This project is a machine learning model that predicts the likelihood of an individual having diabetes based on specific health metrics such as glucose level, blood pressure, BMI, and others. The project is built using Python, trained on the Pima Indians Diabetes dataset, and deployed using Flask as a web application.
- Project Overview
- Technologies Used
- Features
- Usage
- Model Explanation
- Project Structure
- Contributing
The Diabetes Prediction Model is a classification model that predicts whether a person has diabetes based on several input parameters such as:
- Pregnancies
- Glucose
- Blood Pressure
- Skin Thickness
- Insulin
- BMI
- Diabetes Pedigree Function
- Age
The web application takes input from the user and provides the prediction through a trained hypertuned svm machine learning model.
- Python: Programming language for model development.
- Flask: Web framework for deploying the model as a web app.
- Pandas & Numpy: For data manipulation and processing.
- scikit-learn: For building the machine learning model.
- HTML/CSS: For front-end user interface design.
- Matplotlib & Seaborn : For data visualization.
User-friendly Web Interface: Input health data and get predictions through a simple web interface. Machine Learning Model: Hypertuned svm trained on the Diabetes dataset.
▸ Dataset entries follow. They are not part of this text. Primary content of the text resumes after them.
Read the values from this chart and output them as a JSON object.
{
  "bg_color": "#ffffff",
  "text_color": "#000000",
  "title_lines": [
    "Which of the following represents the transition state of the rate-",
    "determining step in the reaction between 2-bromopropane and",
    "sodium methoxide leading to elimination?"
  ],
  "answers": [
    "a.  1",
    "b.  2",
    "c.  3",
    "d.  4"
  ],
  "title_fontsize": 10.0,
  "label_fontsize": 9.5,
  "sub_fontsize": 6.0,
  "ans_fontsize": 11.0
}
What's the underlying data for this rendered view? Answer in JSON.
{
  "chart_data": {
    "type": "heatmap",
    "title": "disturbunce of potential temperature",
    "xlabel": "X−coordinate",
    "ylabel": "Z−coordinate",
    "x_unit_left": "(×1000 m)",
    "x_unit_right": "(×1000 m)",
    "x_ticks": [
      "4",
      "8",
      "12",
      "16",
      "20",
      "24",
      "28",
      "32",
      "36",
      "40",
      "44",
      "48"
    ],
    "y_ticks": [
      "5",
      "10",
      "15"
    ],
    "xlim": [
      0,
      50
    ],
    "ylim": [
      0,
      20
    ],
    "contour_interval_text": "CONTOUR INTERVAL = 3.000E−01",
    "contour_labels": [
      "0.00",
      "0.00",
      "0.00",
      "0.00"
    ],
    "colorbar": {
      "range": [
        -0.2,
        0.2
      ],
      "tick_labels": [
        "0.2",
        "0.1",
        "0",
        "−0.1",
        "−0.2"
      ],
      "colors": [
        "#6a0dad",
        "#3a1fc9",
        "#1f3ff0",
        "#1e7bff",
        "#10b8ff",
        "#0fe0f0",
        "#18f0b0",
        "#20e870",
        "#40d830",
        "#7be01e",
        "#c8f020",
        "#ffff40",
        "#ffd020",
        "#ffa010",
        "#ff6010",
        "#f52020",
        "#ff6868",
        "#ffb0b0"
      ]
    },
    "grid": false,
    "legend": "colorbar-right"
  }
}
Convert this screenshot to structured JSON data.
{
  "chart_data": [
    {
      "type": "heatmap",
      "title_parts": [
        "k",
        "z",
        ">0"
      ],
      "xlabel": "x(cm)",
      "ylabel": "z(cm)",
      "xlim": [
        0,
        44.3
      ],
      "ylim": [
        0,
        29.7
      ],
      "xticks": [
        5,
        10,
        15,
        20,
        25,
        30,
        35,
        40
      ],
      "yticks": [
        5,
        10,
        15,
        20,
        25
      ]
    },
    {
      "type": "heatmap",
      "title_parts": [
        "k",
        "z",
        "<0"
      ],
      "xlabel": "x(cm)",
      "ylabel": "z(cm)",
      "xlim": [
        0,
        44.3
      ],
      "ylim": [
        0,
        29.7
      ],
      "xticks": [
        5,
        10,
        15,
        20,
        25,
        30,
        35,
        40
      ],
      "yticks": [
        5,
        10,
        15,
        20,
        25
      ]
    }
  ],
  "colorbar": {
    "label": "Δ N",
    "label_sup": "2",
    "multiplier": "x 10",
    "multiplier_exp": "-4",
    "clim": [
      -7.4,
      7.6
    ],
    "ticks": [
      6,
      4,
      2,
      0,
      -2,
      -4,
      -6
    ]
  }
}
Prediction: Provides a binary prediction (positive or negative for diabetes).
Prerequisites:
Python 3.x installed.
Virtual environment (recommended).
Required Python libraries listed in requirements.txt.
Once the Flask application is running:
Enter the required health metrics such as glucose levels, BMI, etc. on the provided web form. Submit the form to receive a prediction on whether the individual is likely to have diabetes or not.
The model is based on a svm and was trained on the Pima Indians Diabetes Dataset. The model uses various health-related features to predict the likelihood of diabetes. The dataset consists of 768 samples and 8 features, including pregnancies ,skin thickness , BMI , glucose level, insulin levels, and age.
The dataset is preprocessed (handling missing values, scaling features). The data is split into training and testing sets. A List model is trained including support vector machine(svm) , logistic regression and k-neighbors classifier are hypertuned and best model with best parameters is trained, evaluated, and saved as a .pkl file to be used for predictions in the web app.
diabetes-prediction-model/
- ├── app.py # Flask application
- ├── jupyterNotebook.py # Machine learning model logic
- ├── diab_pred.pkl # Saved trained model for predictions
- ├── requirements.txt # Python dependencies
- ├── templates/ # HTML files for the web interface
- │ └── index.html # Main page for user input
- ├── static/ # CSS and other static assets
- │ └── style.css # Stylesheet for web page
- └── README.md # Project documentation (this file)
Feel free to open issues or pull requests if you have suggestions or improvements. Please ensure your contributions adhere to the project's coding guidelines.